The shift in consumption has hit the nation’s regions differently.

Orange, in Central West NSW, for example, is experiencing a boom. Jeremy Norris, director of Byng Street Local Store, says in May his business had its best month in nine years.

In March and April, business had dropped 35 per cent, but doubled in May and the growth has continued.

“With the borders closed, people have been coming here for a break from Sydney and Canberra,” he says. “COVID-19 has meant reinventing the wheel and putting your head down.”

The cafe closed to in-dining until June and some staff were stood down while business boomed through takeaway coffees and meals.
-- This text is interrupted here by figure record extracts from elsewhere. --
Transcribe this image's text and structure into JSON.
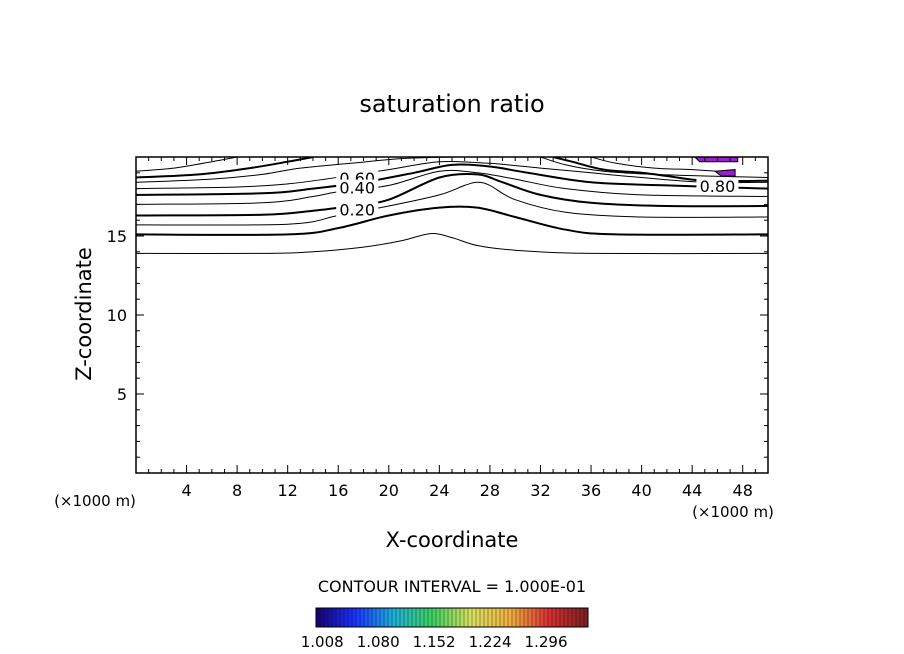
{
  "chart_data": {
    "type": "contour",
    "title": "saturation ratio",
    "xlabel": "X-coordinate",
    "ylabel": "Z-coordinate",
    "x_unit": "(×1000 m)",
    "y_unit": "(×1000 m)",
    "xlim": [
      0,
      50
    ],
    "ylim": [
      0,
      20
    ],
    "x_ticks": [
      4,
      8,
      12,
      16,
      20,
      24,
      28,
      32,
      36,
      40,
      44,
      48
    ],
    "y_ticks": [
      5,
      10,
      15
    ],
    "contour_interval_label": "CONTOUR INTERVAL = 1.000E-01",
    "contour_labels": [
      {
        "text": "0.60",
        "x": 17.5,
        "y": 18.6
      },
      {
        "text": "0.40",
        "x": 17.5,
        "y": 18.0
      },
      {
        "text": "0.20",
        "x": 17.5,
        "y": 16.6
      },
      {
        "text": "0.80",
        "x": 46.0,
        "y": 18.1
      }
    ],
    "contours": [
      {
        "level": 0.0,
        "bold": false,
        "points": [
          [
            0,
            13.9
          ],
          [
            10,
            13.9
          ],
          [
            14,
            14.0
          ],
          [
            18,
            14.3
          ],
          [
            21,
            14.7
          ],
          [
            23.3,
            15.15
          ],
          [
            25,
            14.9
          ],
          [
            27,
            14.4
          ],
          [
            30,
            14.1
          ],
          [
            36,
            13.9
          ],
          [
            50,
            13.9
          ]
        ]
      },
      {
        "level": 0.1,
        "bold": true,
        "points": [
          [
            0,
            15.1
          ],
          [
            12,
            15.1
          ],
          [
            16,
            15.5
          ],
          [
            20,
            16.3
          ],
          [
            24,
            16.8
          ],
          [
            27,
            16.8
          ],
          [
            30,
            16.2
          ],
          [
            34,
            15.4
          ],
          [
            38,
            15.1
          ],
          [
            50,
            15.1
          ]
        ]
      },
      {
        "level": 0.2,
        "bold": false,
        "points": [
          [
            0,
            15.7
          ],
          [
            12,
            15.75
          ],
          [
            16,
            16.3
          ],
          [
            20,
            16.9
          ],
          [
            24,
            17.6
          ],
          [
            26,
            18.2
          ],
          [
            27,
            18.4
          ],
          [
            28,
            18.2
          ],
          [
            30,
            17.3
          ],
          [
            34,
            16.5
          ],
          [
            40,
            16.2
          ],
          [
            50,
            16.2
          ]
        ]
      },
      {
        "level": 0.3,
        "bold": true,
        "points": [
          [
            0,
            16.3
          ],
          [
            10,
            16.35
          ],
          [
            14,
            16.6
          ],
          [
            17,
            16.9
          ],
          [
            20,
            17.3
          ],
          [
            24,
            18.7
          ],
          [
            27,
            18.9
          ],
          [
            29,
            18.4
          ],
          [
            32,
            17.6
          ],
          [
            36,
            17.1
          ],
          [
            42,
            16.9
          ],
          [
            50,
            16.9
          ]
        ]
      },
      {
        "level": 0.4,
        "bold": false,
        "points": [
          [
            0,
            17.0
          ],
          [
            10,
            17.1
          ],
          [
            14,
            17.5
          ],
          [
            16,
            17.8
          ],
          [
            20,
            18.2
          ],
          [
            24,
            19.1
          ],
          [
            27,
            19.0
          ],
          [
            30,
            18.6
          ],
          [
            34,
            18.0
          ],
          [
            40,
            17.6
          ],
          [
            50,
            17.5
          ]
        ]
      },
      {
        "level": 0.5,
        "bold": true,
        "points": [
          [
            0,
            17.6
          ],
          [
            10,
            17.7
          ],
          [
            14,
            18.0
          ],
          [
            18,
            18.4
          ],
          [
            22,
            19.0
          ],
          [
            25,
            19.5
          ],
          [
            28,
            19.4
          ],
          [
            31,
            19.0
          ],
          [
            36,
            18.4
          ],
          [
            42,
            18.2
          ],
          [
            50,
            18.0
          ]
        ]
      },
      {
        "level": 0.6,
        "bold": false,
        "points": [
          [
            0,
            18.0
          ],
          [
            8,
            18.1
          ],
          [
            12,
            18.3
          ],
          [
            15,
            18.6
          ],
          [
            20,
            19.2
          ],
          [
            24,
            19.7
          ],
          [
            28,
            19.6
          ],
          [
            32,
            19.3
          ],
          [
            36,
            19.0
          ],
          [
            40,
            18.7
          ],
          [
            45,
            18.4
          ],
          [
            50,
            18.4
          ]
        ]
      },
      {
        "level": 0.7,
        "bold": false,
        "points": [
          [
            0,
            18.4
          ],
          [
            6,
            18.6
          ],
          [
            10,
            18.9
          ],
          [
            13,
            19.3
          ],
          [
            17,
            19.6
          ],
          [
            21,
            19.9
          ],
          [
            25,
            20.0
          ]
        ]
      },
      {
        "level": 0.7,
        "bold": false,
        "points": [
          [
            32,
            20.0
          ],
          [
            34,
            19.5
          ],
          [
            37,
            19.1
          ],
          [
            41,
            18.9
          ],
          [
            45,
            18.8
          ],
          [
            50,
            18.7
          ]
        ]
      },
      {
        "level": 0.8,
        "bold": true,
        "points": [
          [
            0,
            18.7
          ],
          [
            5,
            18.9
          ],
          [
            9,
            19.3
          ],
          [
            12,
            19.7
          ],
          [
            14,
            20.0
          ]
        ]
      },
      {
        "level": 0.8,
        "bold": true,
        "points": [
          [
            33,
            20.0
          ],
          [
            34.5,
            19.7
          ],
          [
            37,
            19.2
          ],
          [
            40,
            19.0
          ],
          [
            42,
            18.8
          ],
          [
            45,
            18.5
          ],
          [
            50,
            18.5
          ]
        ]
      },
      {
        "level": 0.9,
        "bold": false,
        "points": [
          [
            0,
            19.1
          ],
          [
            3,
            19.3
          ],
          [
            6,
            19.7
          ],
          [
            8,
            20.0
          ]
        ]
      },
      {
        "level": 0.9,
        "bold": false,
        "points": [
          [
            36,
            20.0
          ],
          [
            38,
            19.6
          ],
          [
            41,
            19.3
          ],
          [
            44,
            19.2
          ],
          [
            46,
            19.1
          ]
        ]
      }
    ],
    "filled_regions": [
      {
        "color": "#9b1fd0",
        "points": [
          [
            44.2,
            20.0
          ],
          [
            47.6,
            20.0
          ],
          [
            47.6,
            19.7
          ],
          [
            44.6,
            19.7
          ]
        ]
      },
      {
        "color": "#9b1fd0",
        "points": [
          [
            45.8,
            19.1
          ],
          [
            47.4,
            19.2
          ],
          [
            47.4,
            18.8
          ],
          [
            46.3,
            18.8
          ]
        ]
      }
    ],
    "colorbar": {
      "tick_labels": [
        "1.008",
        "1.080",
        "1.152",
        "1.224",
        "1.296"
      ],
      "range": [
        1.0,
        1.35
      ],
      "colors": [
        "#1a0070",
        "#1a33ff",
        "#1fb0d8",
        "#3fd060",
        "#d8e060",
        "#f0b040",
        "#d83030",
        "#7a2020"
      ]
    }
  }
}
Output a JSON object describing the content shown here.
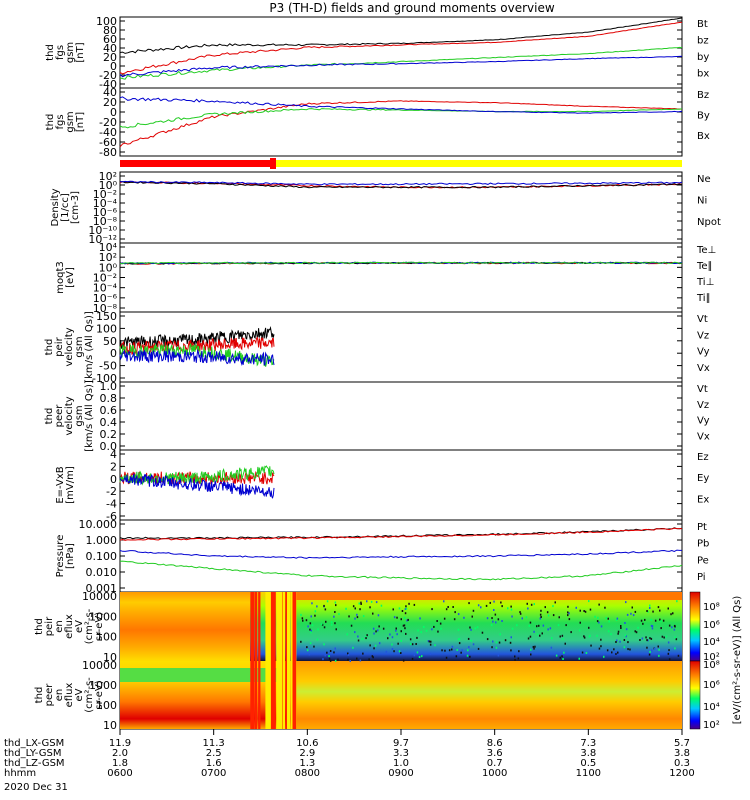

In October, Norris was due to open a new cafe called The Base, and continues to run a coffee cart at Orange Hospital and the Bloom Cafe at Bloomfield Medical Centre.

Peter Robson, chair of the tourism body Orange360 — representing restaurants, wineries, hotels and tourism offerings in the Orange, Blayney and Cabonne council areas — says that since June, tourism has never been busier. This follows an 18 per cent increase in visitors to Orange in FY 2018–19.

Robson, who owns Ross Hill Wines, says spending has nearly doubled at the winery since June, and staff numbers have increased by more than 30 per cent, partly to manage COVID-19 regulations and partly due to increased demand. He says while the first couple of months of COVID-19 were “a disaster” for regions such as Orange, things have improved since June as people from Sydney and Canberra escaped for a break to the region, unable to travel interstate due to border closures.

Regional Australia Institute chief economist Dr Kim Houghton says JobKeeper has been a lifeline for regional areas with economies based on heavily-impacted sectors such as tourism, hospitality and transport. It has kept money flowing into and around communities. “Winding it back incrementally and giving regional businesses more time to adapt is greatly appreciated – and vital for the survival of some,” says Houghton.

In WA, Karratha Mayor Peter Long reports visitor numbers doubled in July-August as WA residents travelled within their state. Mick Tucker, Mayor of Break O’Day Council in Tasmania, has reported a similar increase in tourism numbers. While 85 per cent of visitors to Tasmania are usually from NSW, Victoria and Queensland, the boom was from Tasmanians holidaying within their state.

However, Robson warns of job losses and possible business closures in the regions once JobKeeper payments decrease and the Queensland and Victorian borders open, increasing competition for the tourism dollar. He says 6000 people in Orange are employed in the tourism sector.